Recent evidence shows that using cleaner fuels can significantly lower exposure to hazardous air pollutants (HAP). In our Household Air Pollution Intervention Network (HAPIN) trial across multiple countries, providing households with free LPG stoves and fuel led to nearly full adoption and reduced exposures by over 60%. This change increased the percentage of households meeting the World Health Organization (WHO) guideline for fine particulate matter (PM2.5) from 17% to 66%. However, the exclusive use of LPG did not last after the trial ended, indicating the need for strategies to ensure ongoing use of clean cooking technologies. Additionally, LPG may not be ideal in some areas due to its cost, fuel access challenges, and pollution from burning it, which may limit health and benefits. This study will investigate electric induction cooking as a potentially cleaner and more effective technology on a large scale. Our project, Applied Implementation Research for Clean Cooking in Cambodia (AIR-C3), will create and assess strategies to encourage affordable purchase and consistent use of electric induction stoves among low-income households in peri-urban Cambodia through a hybrid type II trial. The specific aims are:

Aim 1. Strategy development. Develop, refine, and test implementation strategies for the purchase and use of induction cookstoves. This aim focuses on identifying determinants of induction stove purchase, use, and biomass disuse, and on refining implementation strategies through formative research and piloting activities. Methods and findings from Aim 1 will be described elsewhere.

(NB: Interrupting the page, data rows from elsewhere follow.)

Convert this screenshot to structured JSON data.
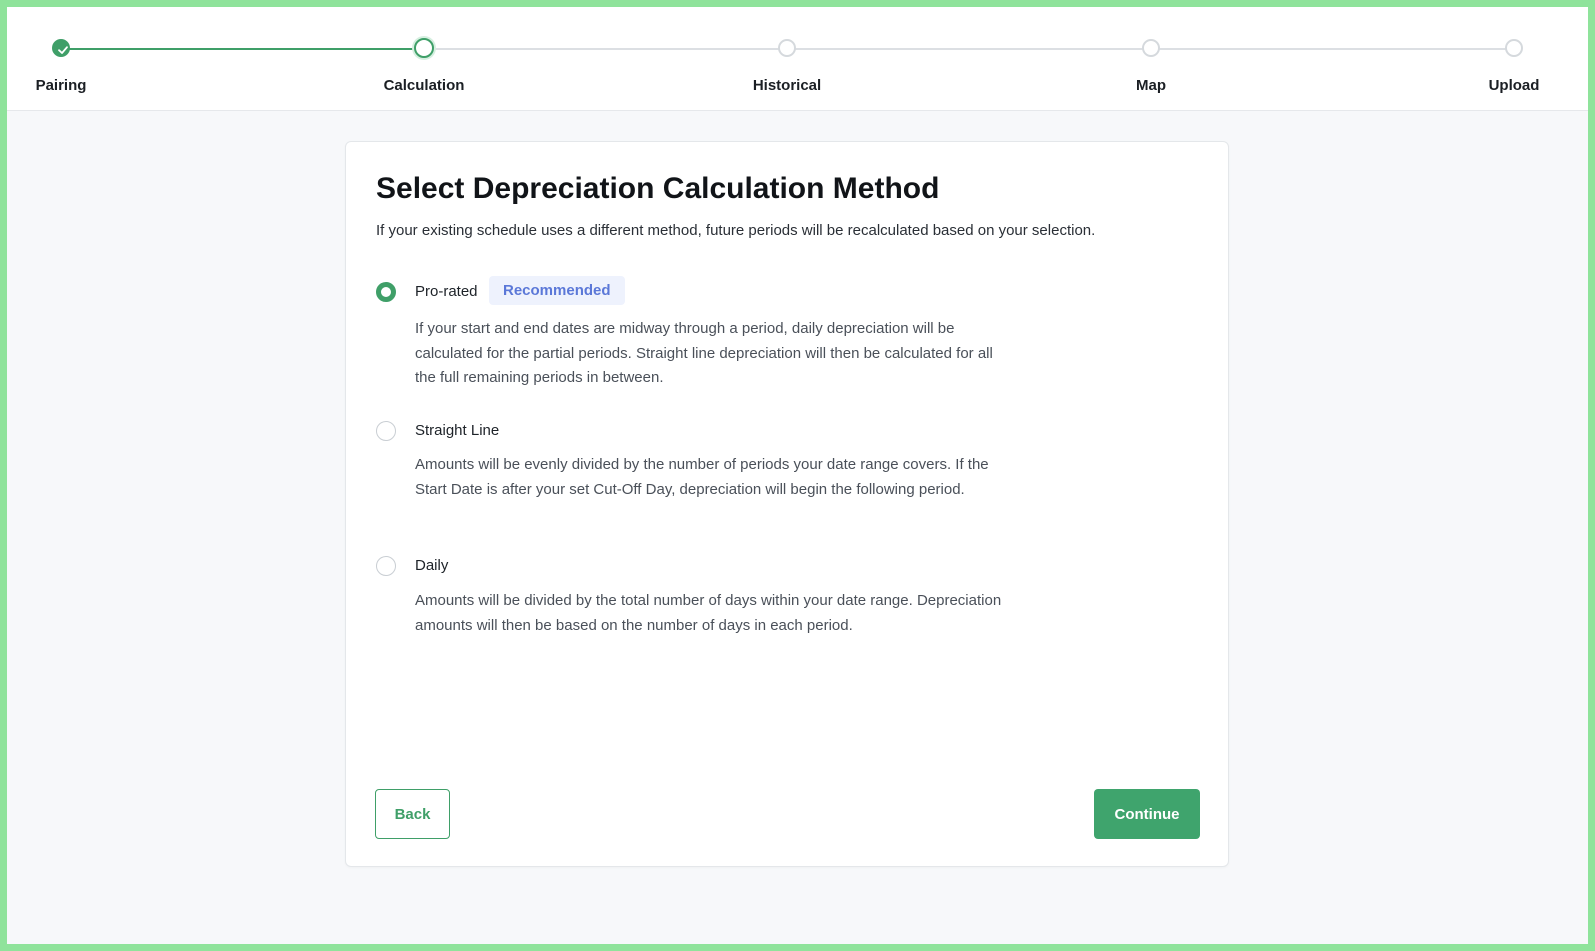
{
  "steps": [
    {
      "label": "Pairing",
      "state": "complete"
    },
    {
      "label": "Calculation",
      "state": "current"
    },
    {
      "label": "Historical",
      "state": "upcoming"
    },
    {
      "label": "Map",
      "state": "upcoming"
    },
    {
      "label": "Upload",
      "state": "upcoming"
    }
  ],
  "card": {
    "title": "Select Depreciation Calculation Method",
    "subtitle": "If your existing schedule uses a different method, future periods will be recalculated based on your selection."
  },
  "options": [
    {
      "label": "Pro-rated",
      "badge": "Recommended",
      "selected": true,
      "description": "If your start and end dates are midway through a period, daily depreciation will be calculated for the partial periods. Straight line depreciation will then be calculated for all the full remaining periods in between."
    },
    {
      "label": "Straight Line",
      "selected": false,
      "description": "Amounts will be evenly divided by the number of periods your date range covers. If the Start Date is after your set Cut-Off Day, depreciation will begin the following period."
    },
    {
      "label": "Daily",
      "selected": false,
      "description": "Amounts will be divided by the total number of days within your date range. Depreciation amounts will then be based on the number of days in each period."
    }
  ],
  "buttons": {
    "back": "Back",
    "continue": "Continue"
  },
  "colors": {
    "accent": "#3f9f68",
    "badge_bg": "#eef2fd",
    "badge_text": "#5b78d8",
    "frame": "#8fe39b"
  }
}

Aim 2. Hybrid trial evaluation. Evaluate induction stove promotion strategies developed under Aim 1 using a five-arm, parallel-group, cluster-randomized hybrid type II trial. This aim assesses the effectiveness of four integrated implementation strategy packages on induction stove purchase, induction stove use, and biomass stove disuse, alongside key implementation outcomes assessed using the RE-AIM framework.   

 Aim 3. Economic evaluation and modeling. Estimate the costs, benefits, and incremental cost-effectiveness of the stove promotion strategies. This aim evaluates the relative economic performance of the implementation strategies tested under Aim 2 to inform policy, program design, and future scale-up.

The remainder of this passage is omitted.